This is my first time working with the Pandas library so if this a silly mistake I apologize.
For a Kaggle Competition, I'm creating a new column, Date_Diff, in a data frame based off of the difference between two columns. Both columns are initially strings, I convert them to datetime data types and then the resultant is a timedelta after I perform subtraction on them. Following that, I convert the type to a float by getting the days of the timedelta object.
All of the features of the dataset are thrown into a matrix in a function. I keep getting the following error when running that function:
ValueError: negative dimensions are not allowed
When assigning Date_Diff to the data frame, how can I keep the index in place so we can keep the number of rows (if this isn't the right terminology please let me know)?
I thought this post would answer my question, but unfortunately it didn't.
I've been looking up how to do this for two days now and still haven't found exactly what I'm looking for.

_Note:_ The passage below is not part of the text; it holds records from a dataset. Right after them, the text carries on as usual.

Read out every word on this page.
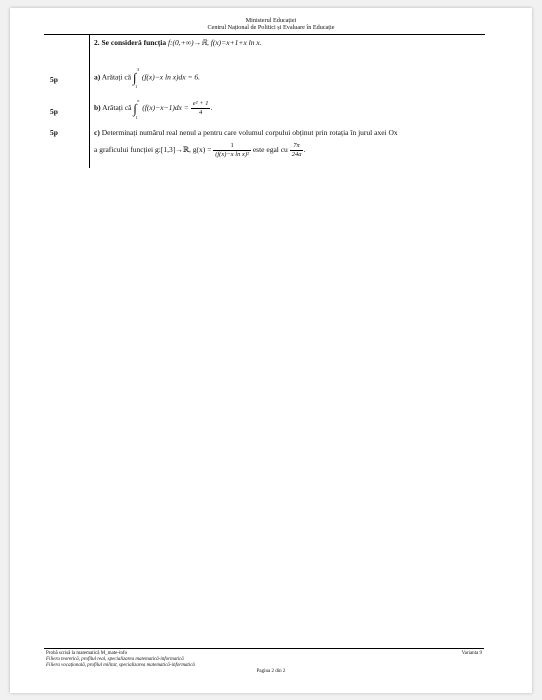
Ministerul Educației
Centrul Național de Politici și Evaluare în Educație
2. Se consideră funcția f:(0,+∞)→ℝ, f(x)=x+1+x ln x.
5p	a) Arătați că ∫
3
1
(f(x)−x ln x)dx = 6.
5p	b) Arătați că ∫
e
1
$(f(x)-x-1)dx = \frac{\text{e² + 1}}{4}$ .
5p	c) Determinați numărul real nenul a pentru care volumul corpului obținut prin rotația în jurul axei Ox
a graficului funcției g:[1,3]→ℝ, $g(x) = \frac{1}{\text{(f(x)−x ln x)²}}$ este egal cu $\frac{7\pi}{24a}$ .
Probă scrisă la matematică M_mate-info
Filiera teoretică, profilul real, specializarea matematică-informatică
Filiera vocațională, profilul militar, specializarea matematică-informatică
Varianta 9
Pagina 2 din 2
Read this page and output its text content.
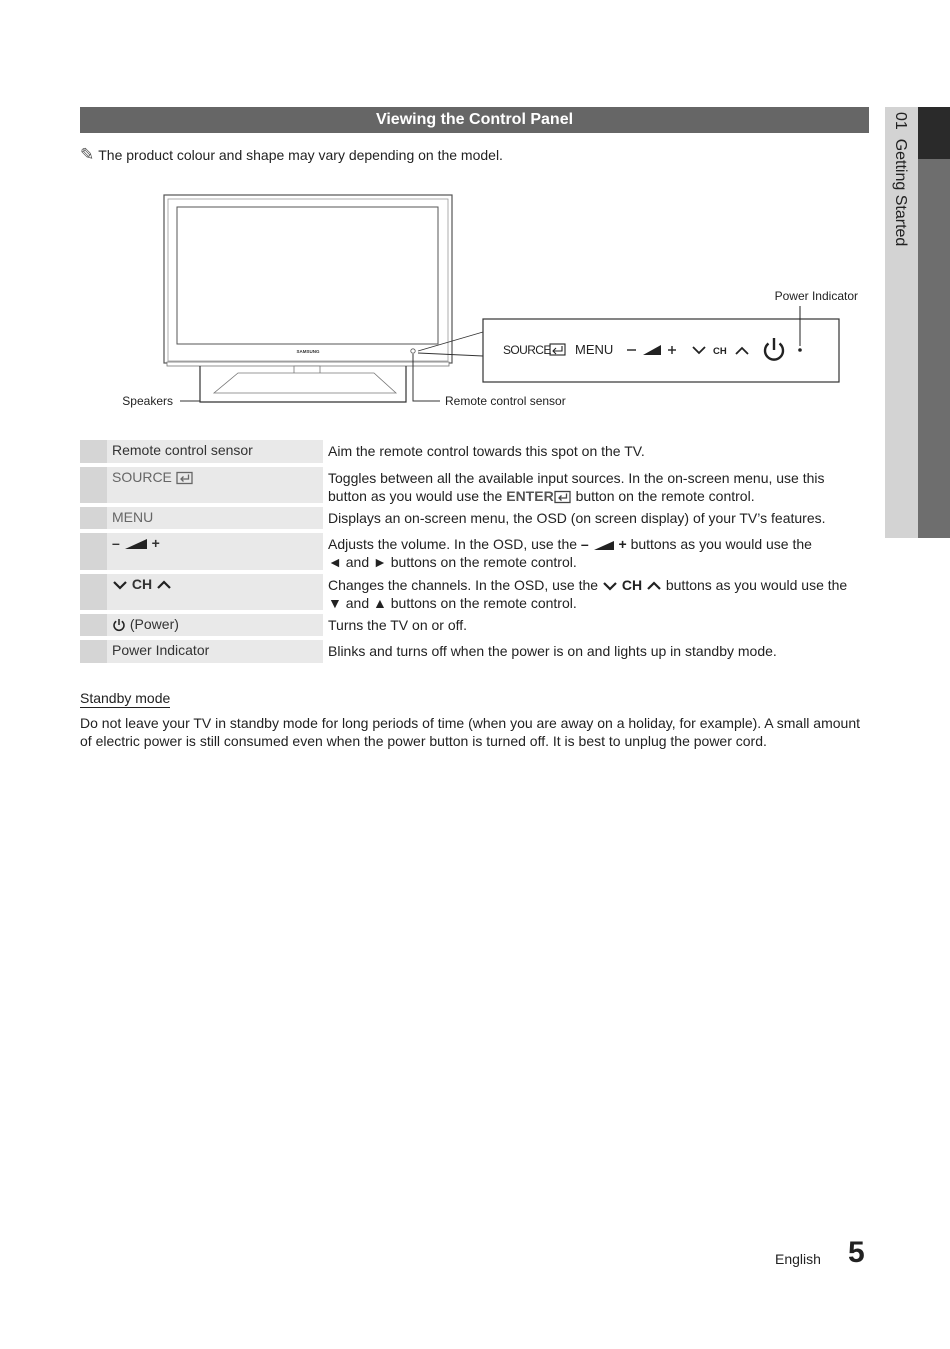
01  Getting Started
Viewing the Control Panel
✎ The product colour and shape may vary depending on the model.
SAMSUNG	SOURCE MENU	CH
Power Indicator
Speakers	Remote control sensor
Remote control sensor	Aim the remote control towards this spot on the TV.
SOURCE	Toggles between all the available input sources. In the on-screen menu, use this
button as you would use the ENTER button on the remote control.
MENU	Displays an on-screen menu, the OSD (on screen display) of your TV’s features.
– +	Adjusts the volume. In the OSD, use the – + buttons as you would use the
◄ and ► buttons on the remote control.
CH	Changes the channels. In the OSD, use the CH buttons as you would use the
▼ and ▲ buttons on the remote control.
(Power)	Turns the TV on or off.
Power Indicator	Blinks and turns off when the power is on and lights up in standby mode.
Standby mode
Do not leave your TV in standby mode for long periods of time (when you are away on a holiday, for example). A small amount of electric power is still consumed even when the power button is turned off. It is best to unplug the power cord.
English 5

Converting to float and assigning the column:
for i in range(len(cur_date)):
date_diff.append(abs(cur_date[i] - iss_date[i]))
date_diff[i] = float(date_diff[i].days)
# The first three column assignments work fine, the Date_Diff does not
raw_data_set = raw_data_set.assign(Date_Diff = pd.Series(date_diff).values)
After tracing through the program, it looks like the matrix is getting negative dimensions because one of the parameters used to build the matrix is set to the total number of rows in the feature matrix - 1. The feature matrix isn't getting any rows so this is returing as 0 - 1 for a value of -1.
The function where the matrix is being created was in the starter code for the competition so I don't think it's wrong. I also added three columns to the data frame before Date_Diff and I had no issues so I really think it's with how I'm assigning Date_Diff.